Voorts heeft de raadsman aangevoerd dat hij pas begin oktober 2012 de beschikking heeft gekregen over de verklaring van [medeverachte 1] van 15 augustus 2012, waarin deze een volledige bekentenis heeft afgelegd. Nu de raadsman daar niet over beschikte ten tijde van de voorgeleiding op 24 augustus 2012 stelt de raadsman zich op het standpunt dat sprake is van een flagrante schending van artikel 30 van het Wetboek van Strafvordering en het voorschrift van het Europese Hof voor de Rechten van de Mens dat de verdachte en de rechterlijke instanties over alle informatie dienen te beschikken, die van belang is voor de beoordeling van de gegrondheid van de voortzetting van de voorlopige hechtenis.
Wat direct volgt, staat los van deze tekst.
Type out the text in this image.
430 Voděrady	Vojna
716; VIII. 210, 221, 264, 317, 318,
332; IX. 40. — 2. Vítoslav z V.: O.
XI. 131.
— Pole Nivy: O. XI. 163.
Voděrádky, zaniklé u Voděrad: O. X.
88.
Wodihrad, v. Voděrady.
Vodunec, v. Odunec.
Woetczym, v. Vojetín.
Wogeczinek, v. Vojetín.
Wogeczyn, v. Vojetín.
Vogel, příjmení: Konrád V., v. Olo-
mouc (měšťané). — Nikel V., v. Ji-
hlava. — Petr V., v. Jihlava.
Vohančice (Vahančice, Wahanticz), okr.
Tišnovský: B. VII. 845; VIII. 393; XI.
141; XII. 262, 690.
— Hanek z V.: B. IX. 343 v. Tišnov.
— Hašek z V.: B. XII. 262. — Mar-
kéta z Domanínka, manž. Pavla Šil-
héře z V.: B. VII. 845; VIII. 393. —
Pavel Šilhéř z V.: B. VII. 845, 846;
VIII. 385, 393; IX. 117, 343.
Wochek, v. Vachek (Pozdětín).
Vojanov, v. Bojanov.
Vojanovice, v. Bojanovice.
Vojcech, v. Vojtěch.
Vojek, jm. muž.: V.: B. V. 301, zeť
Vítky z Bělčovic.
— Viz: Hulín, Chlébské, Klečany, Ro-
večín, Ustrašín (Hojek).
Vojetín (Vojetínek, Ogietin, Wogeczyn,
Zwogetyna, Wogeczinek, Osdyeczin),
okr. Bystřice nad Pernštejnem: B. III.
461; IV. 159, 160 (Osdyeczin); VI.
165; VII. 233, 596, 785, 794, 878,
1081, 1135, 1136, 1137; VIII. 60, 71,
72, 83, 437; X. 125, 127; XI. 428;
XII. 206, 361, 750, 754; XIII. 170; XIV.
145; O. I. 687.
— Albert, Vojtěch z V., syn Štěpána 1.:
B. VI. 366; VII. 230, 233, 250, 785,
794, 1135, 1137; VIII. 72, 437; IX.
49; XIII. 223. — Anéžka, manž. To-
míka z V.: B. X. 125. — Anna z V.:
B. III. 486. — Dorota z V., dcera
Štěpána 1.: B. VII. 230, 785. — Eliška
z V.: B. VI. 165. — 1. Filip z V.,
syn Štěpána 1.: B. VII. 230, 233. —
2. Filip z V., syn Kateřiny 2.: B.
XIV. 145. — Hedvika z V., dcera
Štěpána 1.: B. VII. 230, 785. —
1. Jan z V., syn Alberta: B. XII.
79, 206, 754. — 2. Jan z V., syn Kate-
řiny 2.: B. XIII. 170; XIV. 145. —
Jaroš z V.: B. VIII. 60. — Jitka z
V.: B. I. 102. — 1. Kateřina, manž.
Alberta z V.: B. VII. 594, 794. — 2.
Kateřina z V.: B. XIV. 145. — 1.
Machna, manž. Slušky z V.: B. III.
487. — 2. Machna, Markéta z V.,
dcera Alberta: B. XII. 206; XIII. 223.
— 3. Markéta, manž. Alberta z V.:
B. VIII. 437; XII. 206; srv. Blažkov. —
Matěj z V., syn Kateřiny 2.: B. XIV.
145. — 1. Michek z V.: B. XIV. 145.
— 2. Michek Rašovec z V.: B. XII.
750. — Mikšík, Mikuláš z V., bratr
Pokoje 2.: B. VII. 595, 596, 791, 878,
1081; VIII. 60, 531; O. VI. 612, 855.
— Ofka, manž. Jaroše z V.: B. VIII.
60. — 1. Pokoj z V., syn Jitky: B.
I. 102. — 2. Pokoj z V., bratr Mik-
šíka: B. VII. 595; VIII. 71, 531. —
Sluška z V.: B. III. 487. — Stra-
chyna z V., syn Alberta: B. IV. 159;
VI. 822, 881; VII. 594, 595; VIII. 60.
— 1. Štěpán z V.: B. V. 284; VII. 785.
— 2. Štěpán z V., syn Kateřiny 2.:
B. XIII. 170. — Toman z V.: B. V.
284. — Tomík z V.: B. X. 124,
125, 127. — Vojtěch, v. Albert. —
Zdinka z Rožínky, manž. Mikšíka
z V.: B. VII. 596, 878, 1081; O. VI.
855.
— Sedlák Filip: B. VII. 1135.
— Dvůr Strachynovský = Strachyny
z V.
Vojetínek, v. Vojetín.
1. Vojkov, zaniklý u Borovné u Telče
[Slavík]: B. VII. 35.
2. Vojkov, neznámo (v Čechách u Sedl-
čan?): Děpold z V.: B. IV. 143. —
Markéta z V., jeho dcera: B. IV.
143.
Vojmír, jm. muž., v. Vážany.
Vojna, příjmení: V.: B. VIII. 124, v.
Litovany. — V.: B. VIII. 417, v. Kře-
Het hof overweegt hieromtrent als volgt.
Ad 1.
Op grond van het verhandelde ter terechtzitting en de voorhanden zijnde processtukken stelt het hof vast dat niet is komen vast te staan dat sprake is geweest van enige onregelmatigheid gedurende het (voor)onderzoek. Ook overigens vindt de door de raadsman geponeerde stelling geen steun in het recht.
Ad 2.
Naar het oordeel van het hof is geen sprake van schending van enig wettelijk voorschrift als gesteld door de raadsman. Uit het dossier blijkt niet van een bewust onthouden van stukken. De verklaring waarop de raadsman doelt is afgelegd ten overstaan van de rechter- commissaris op 15 augustus 2012 door [medeverdachte 1] als verdachte in zijn eigen strafzaak. Nu een afschrift van dat proces-verbaal in het dossier is gevoegd direct nadat het door de politie aan [medeverachte 1] is voorgehouden bij gelegenheid van diens verhoor op 20 september 2012, ziet het hof daarin geen onregelmatigheid of schending van artikel 30 van het Wetboek van Strafvordering of van een voorschrift van het Europees Verdrag voor de Rechten van de Mens (EVRM) als door de raadsman betoogd. Ook anderszins is het hof van oordeel dat niet is gebleken van feiten en omstandigheden die dienen te leiden tot de door de raadsman verzochte strafvorderlijke consequentie van niet-ontvankelijkheid van het openbaar ministerie.
Het hof verwerpt mitsdien de verweren van de raadsman.
Bewezenverklaring
Het hof acht wettig en overtuigend bewezen dat de verdachte het onder 2 primair ten laste gelegde heeft begaan, met dien verstande dat:
hij op 09 augustus 2012 te Rotterdam tezamen en in vereniging met anderen, met het oogmerk van wederrechtelijke toe-eigening heeft weggenomen twee mobiele telefoon
(s
)(te weten een BlackBerry (Curve) en een Samsung), toebehorende aan S. [naam slachtoffer], welke diefstal werd voorafgegaan en vergezeld en gevolgd van geweld tegen voornoemde [naam slachtoffer], gepleegd met het oogmerk om die diefstal voor te bereiden en gemakkelijk te maken en om bij betrapping op heterdaad aan zichzelf hetzij de vlucht mogelijk te maken, hetzij het bezit van het gestolene te verzekeren, welk geweld bestonden uit het
- meermalen, met kracht slaan en/of stompen en/of stoten tegen het hoofd van die [naam slachtoffer] en
- die [naam slachtoffer] wurgen en
- meermalen met een mes, in de borst en de hals en de rug, van die [naam slachtoffer] steken, ten gevolge waarvan voornoemde [naam slachtoffer] is overleden.
Hetgeen meer of anders is ten laste gelegd, is niet bewezen. De verdachte moet daarvan worden vrijgesproken.
Voor zover in de tenlastelegging taal- en/of schrijffouten voorkomen, zijn deze in de bewezenverklaring verbeterd. Blijkens het verhandelde ter terechtzitting is de verdachte daardoor niet geschaad in de verdediging.
Bewijsvoering
Het hof grondt zijn overtuiging dat de verdachte het bewezen verklaarde heeft begaan op de feiten en omstandigheden die in de bewijsmiddelen zijn vervat en die reden geven tot de bewezenverklaring.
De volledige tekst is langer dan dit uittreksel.